CropWorld 2010: Large roots could save the planet
THE key to saving the planet lies in the size of a crop’s roots, according to a novel theory put forward by the head of the Biotechnology and Biological Sciences Research Council (BBSRC).
BBSRC chief executive Professor Douglas Kell told the CropWorld conference that doubling the size of crop roots could make a massive contribution to reducing atmospheric CO2 levels, as well as ensuring more efficient nutrient and water usage.
He was speaking during a session in which various figures from the worlds of agricultural scientific and crop production were asked to come up with their ‘big idea’ about how to feed the world.
“My big idea is to produce plants with big roots to save the planet,” Prof Kell told the conference in London.

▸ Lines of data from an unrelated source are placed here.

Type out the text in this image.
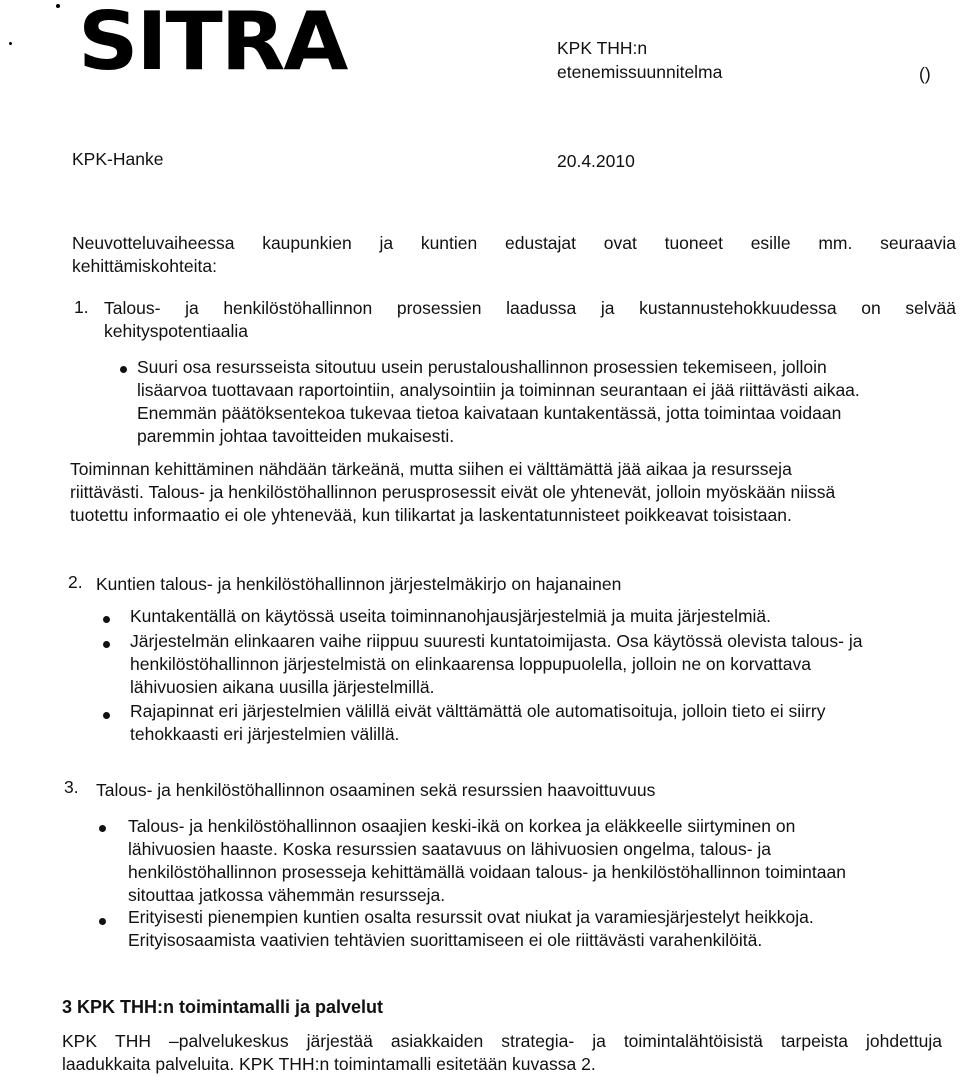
SITRA	KPK THH:n
etenemissuunnitelma	()
KPK-Hanke	20.4.2010
Neuvotteluvaiheessa kaupunkien ja kuntien edustajat ovat tuoneet esille mm. seuraavia
kehittämiskohteita:
1. Talous- ja henkilöstöhallinnon prosessien laadussa ja kustannustehokkuudessa on selvää
kehityspotentiaalia
Suuri osa resursseista sitoutuu usein perustaloushallinnon prosessien tekemiseen, jolloin
lisäarvoa tuottavaan raportointiin, analysointiin ja toiminnan seurantaan ei jää riittävästi aikaa.
Enemmän päätöksentekoa tukevaa tietoa kaivataan kuntakentässä, jotta toimintaa voidaan
paremmin johtaa tavoitteiden mukaisesti.
Toiminnan kehittäminen nähdään tärkeänä, mutta siihen ei välttämättä jää aikaa ja resursseja
riittävästi. Talous- ja henkilöstöhallinnon perusprosessit eivät ole yhtenevät, jolloin myöskään niissä
tuotettu informaatio ei ole yhtenevää, kun tilikartat ja laskentatunnisteet poikkeavat toisistaan.
2. Kuntien talous- ja henkilöstöhallinnon järjestelmäkirjo on hajanainen
Kuntakentällä on käytössä useita toiminnanohjausjärjestelmiä ja muita järjestelmiä.
Järjestelmän elinkaaren vaihe riippuu suuresti kuntatoimijasta. Osa käytössä olevista talous- ja
henkilöstöhallinnon järjestelmistä on elinkaarensa loppupuolella, jolloin ne on korvattava
lähivuosien aikana uusilla järjestelmillä.
Rajapinnat eri järjestelmien välillä eivät välttämättä ole automatisoituja, jolloin tieto ei siirry
tehokkaasti eri järjestelmien välillä.
3. Talous- ja henkilöstöhallinnon osaaminen sekä resurssien haavoittuvuus
Talous- ja henkilöstöhallinnon osaajien keski-ikä on korkea ja eläkkeelle siirtyminen on
lähivuosien haaste. Koska resurssien saatavuus on lähivuosien ongelma, talous- ja
henkilöstöhallinnon prosesseja kehittämällä voidaan talous- ja henkilöstöhallinnon toimintaan
sitouttaa jatkossa vähemmän resursseja.
Erityisesti pienempien kuntien osalta resurssit ovat niukat ja varamiesjärjestelyt heikkoja.
Erityisosaamista vaativien tehtävien suorittamiseen ei ole riittävästi varahenkilöitä.
3 KPK THH:n toimintamalli ja palvelut
KPK THH –palvelukeskus järjestää asiakkaiden strategia- ja toimintalähtöisistä tarpeista johdettuja
laadukkaita palveluita. KPK THH:n toimintamalli esitetään kuvassa 2.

“We need to recognise that we have spent rather too much time looking at above ground traits. The solution to sustainability in terms of water usage, nutrient usage and in particular carbon sequestration, which also leads to better soil structure, is to develop large bushy roots,” Prof Kell said.

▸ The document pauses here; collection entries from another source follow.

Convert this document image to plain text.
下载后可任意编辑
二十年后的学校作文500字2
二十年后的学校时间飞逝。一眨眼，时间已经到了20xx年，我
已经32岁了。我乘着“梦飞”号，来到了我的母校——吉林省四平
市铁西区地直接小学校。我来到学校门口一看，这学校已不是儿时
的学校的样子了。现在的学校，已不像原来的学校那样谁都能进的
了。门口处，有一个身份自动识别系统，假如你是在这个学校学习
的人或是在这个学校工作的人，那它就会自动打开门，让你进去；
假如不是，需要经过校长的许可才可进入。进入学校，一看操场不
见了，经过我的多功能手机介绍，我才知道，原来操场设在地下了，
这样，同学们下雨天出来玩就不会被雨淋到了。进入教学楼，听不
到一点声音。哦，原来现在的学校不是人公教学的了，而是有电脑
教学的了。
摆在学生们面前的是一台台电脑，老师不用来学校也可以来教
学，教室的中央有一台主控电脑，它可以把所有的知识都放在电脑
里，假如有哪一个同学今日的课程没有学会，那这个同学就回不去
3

In the case of wheat, for example, he said the aim would be to double typical root length from one to two metres.
He claimed that applying the principle globally across a range of plants grown for food and other purposes could ultimately reduce atmospheric CO2 levels by 500 parts per million. “That is a huge effect and one well worth pursuing,” he said.
He said progress made in recent years in genomics, mapping the genes of plants, could be the ‘driving force’ that turns an ambitious plan like this into reality. He said the technology could provide plant breeders with the means to ‘rapidly determine’ which elements of the plant genome are responsible for root size, rather than ‘flying in the dark’ and breeding only on the basis of observable phenotype.
Prof Kell said stressed that this was just one of numerous ideas being pursued by scientists funded by BBSRC he could have chosen to answer the question.
He admitted he was not aware of any other scientists pursuing the concept as they look to improve the sustainability of food production.
“It is very early doors. People have not got it - yet,” he told Farmers Guardian.